8 Responses to “Online Talent Growing, Workers Making More”

  1. Fix your headline, please. The increase in the size of the online outsourcing market does not translate into “workers making more,” it may actually translate into workers making less if there are more workers.

    To determine whether the actual workers are making more you’d need to provide meaningful statistics on average size of projects, average revenue per worker, and so forth.

    • Thanks for the comment, Jeff. The headline was meant to refer not to individual workers making more, but to the pool of income for online freelancers as a whole increasing. Although I think you could argue that if the number of contracts increased by 40 percent but the total income increased by 45 percent, that suggests workers probably are making more on average.

      • Hi Mathew. I have to somewhat agree with Jeffery in regards to the headline. I’ve freelanced through Rentacoder for almost 5 years now and know first hand that a large number of contracts does not necessarily translate into increased incomes… Especially since many freelancers work at varying rates and since Elance in particular charges subscription fees, fees for showing simple test results, and very large arbitration fees. While an Elance freelancer may win 2 contracts, a single arbitration could cost the same freelancer almost $300 bucks at that site and ultimately put that person in the red.

        You also have to consider the location of the freelancers in relation to US income standards. Freelancers working out of a developing or 3rd world country for example, could secure 5 times as many contracts as a US freelancer, yet earn only 1/2 as much. Am I making sense?

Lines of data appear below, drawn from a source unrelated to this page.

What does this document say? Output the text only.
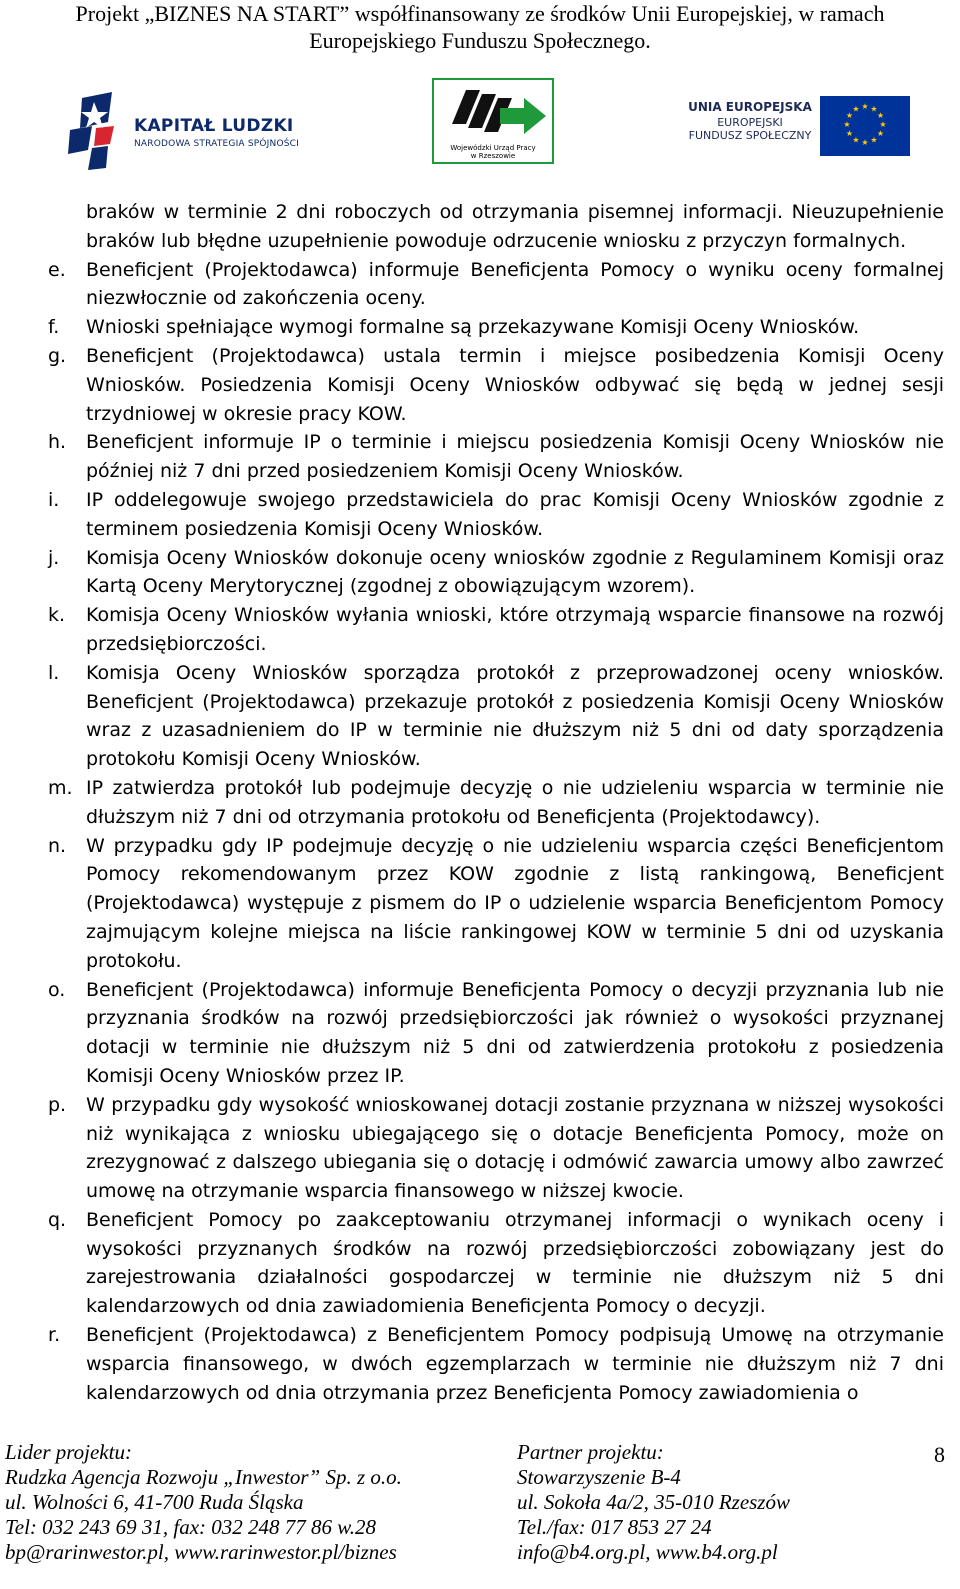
Projekt „BIZNES NA START” współfinansowany ze środków Unii Europejskiej, w ramach
Europejskiego Funduszu Społecznego.
KAPITAŁ LUDZKI
NARODOWA STRATEGIA SPÓJNOŚCI	Wojewódzki Urząd Pracy
w Rzeszowie
UNIA EUROPEJSKA
EUROPEJSKI
FUNDUSZ SPOŁECZNY
★ ★
★
★
★
★
★
★
★
★
★
★

braków w terminie 2 dni roboczych od otrzymania pisemnej informacji. Nieuzupełnienie braków lub błędne uzupełnienie powoduje odrzucenie wniosku z przyczyn formalnych.

e.	Beneficjent (Projektodawca) informuje Beneficjenta Pomocy o wyniku oceny formalnej niezwłocznie od zakończenia oceny.
f.	Wnioski spełniające wymogi formalne są przekazywane Komisji Oceny Wniosków.
g.	Beneficjent (Projektodawca) ustala termin i miejsce posibedzenia Komisji Oceny Wniosków. Posiedzenia Komisji Oceny Wniosków odbywać się będą w jednej sesji trzydniowej w okresie pracy KOW.
h.	Beneficjent informuje IP o terminie i miejscu posiedzenia Komisji Oceny Wniosków nie później niż 7 dni przed posiedzeniem Komisji Oceny Wniosków.
i.	IP oddelegowuje swojego przedstawiciela do prac Komisji Oceny Wniosków zgodnie z terminem posiedzenia Komisji Oceny Wniosków.
j.	Komisja Oceny Wniosków dokonuje oceny wniosków zgodnie z Regulaminem Komisji oraz Kartą Oceny Merytorycznej (zgodnej z obowiązującym wzorem).
k.	Komisja Oceny Wniosków wyłania wnioski, które otrzymają wsparcie finansowe na rozwój przedsiębiorczości.
l.	Komisja Oceny Wniosków sporządza protokół z przeprowadzonej oceny wniosków. Beneficjent (Projektodawca) przekazuje protokół z posiedzenia Komisji Oceny Wniosków wraz z uzasadnieniem do IP w terminie nie dłuższym niż 5 dni od daty sporządzenia protokołu Komisji Oceny Wniosków.
m. IP zatwierdza protokół lub podejmuje decyzję o nie udzieleniu wsparcia w terminie nie dłuższym niż 7 dni od otrzymania protokołu od Beneficjenta (Projektodawcy).
n.	W przypadku gdy IP podejmuje decyzję o nie udzieleniu wsparcia części Beneficjentom Pomocy rekomendowanym przez KOW zgodnie z listą rankingową, Beneficjent (Projektodawca) występuje z pismem do IP o udzielenie wsparcia Beneficjentom Pomocy zajmującym kolejne miejsca na liście rankingowej KOW w terminie 5 dni od uzyskania protokołu.
o.	Beneficjent (Projektodawca) informuje Beneficjenta Pomocy o decyzji przyznania lub nie przyznania środków na rozwój przedsiębiorczości jak również o wysokości przyznanej dotacji w terminie nie dłuższym niż 5 dni od zatwierdzenia protokołu z posiedzenia Komisji Oceny Wniosków przez IP.
p.	W przypadku gdy wysokość wnioskowanej dotacji zostanie przyznana w niższej wysokości niż wynikająca z wniosku ubiegającego się o dotacje Beneficjenta Pomocy, może on zrezygnować z dalszego ubiegania się o dotację i odmówić zawarcia umowy albo zawrzeć umowę na otrzymanie wsparcia finansowego w niższej kwocie.
q.	Beneficjent Pomocy po zaakceptowaniu otrzymanej informacji o wynikach oceny i wysokości przyznanych środków na rozwój przedsiębiorczości zobowiązany jest do zarejestrowania działalności gospodarczej w terminie nie dłuższym niż 5 dni kalendarzowych od dnia zawiadomienia Beneficjenta Pomocy o decyzji.
r.	Beneficjent (Projektodawca) z Beneficjentem Pomocy podpisują Umowę na otrzymanie wsparcia finansowego, w dwóch egzemplarzach w terminie nie dłuższym niż 7 dni kalendarzowych od dnia otrzymania przez Beneficjenta Pomocy zawiadomienia o
Lider projektu:
Rudzka Agencja Rozwoju „Inwestor” Sp. z o.o.
ul. Wolności 6, 41-700 Ruda Śląska
Tel: 032 243 69 31, fax: 032 248 77 86 w.28
bp@rarinwestor.pl, www.rarinwestor.pl/biznes
Partner projektu:
Stowarzyszenie B-4
ul. Sokoła 4a/2, 35-010 Rzeszów
Tel./fax: 017 853 27 24
info@b4.org.pl, www.b4.org.pl
8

        As Jeffrey suggested, a more thorough study is required — one that tallies incomes, not contracts.

      • M. Johnston

        I completely agree with Jeffrey. Having freelanced using several online advertising venues – including Elance – for the past decade, I can confirm that rates have dropped from nearly $150 per hour just prior to the economic downturn to less than $5 per hour since. You’ve clearly used a handful of meaningless statistics to slant your story toward Elance, but mislead readers in doing so. Please do your homework by reading at least a page of the project listings and budget limitations. Please also look at the jump in competing providers driving prices down. The number of providers on Elance has increased roughly 400 percent – if not more. This is journalism at its worst.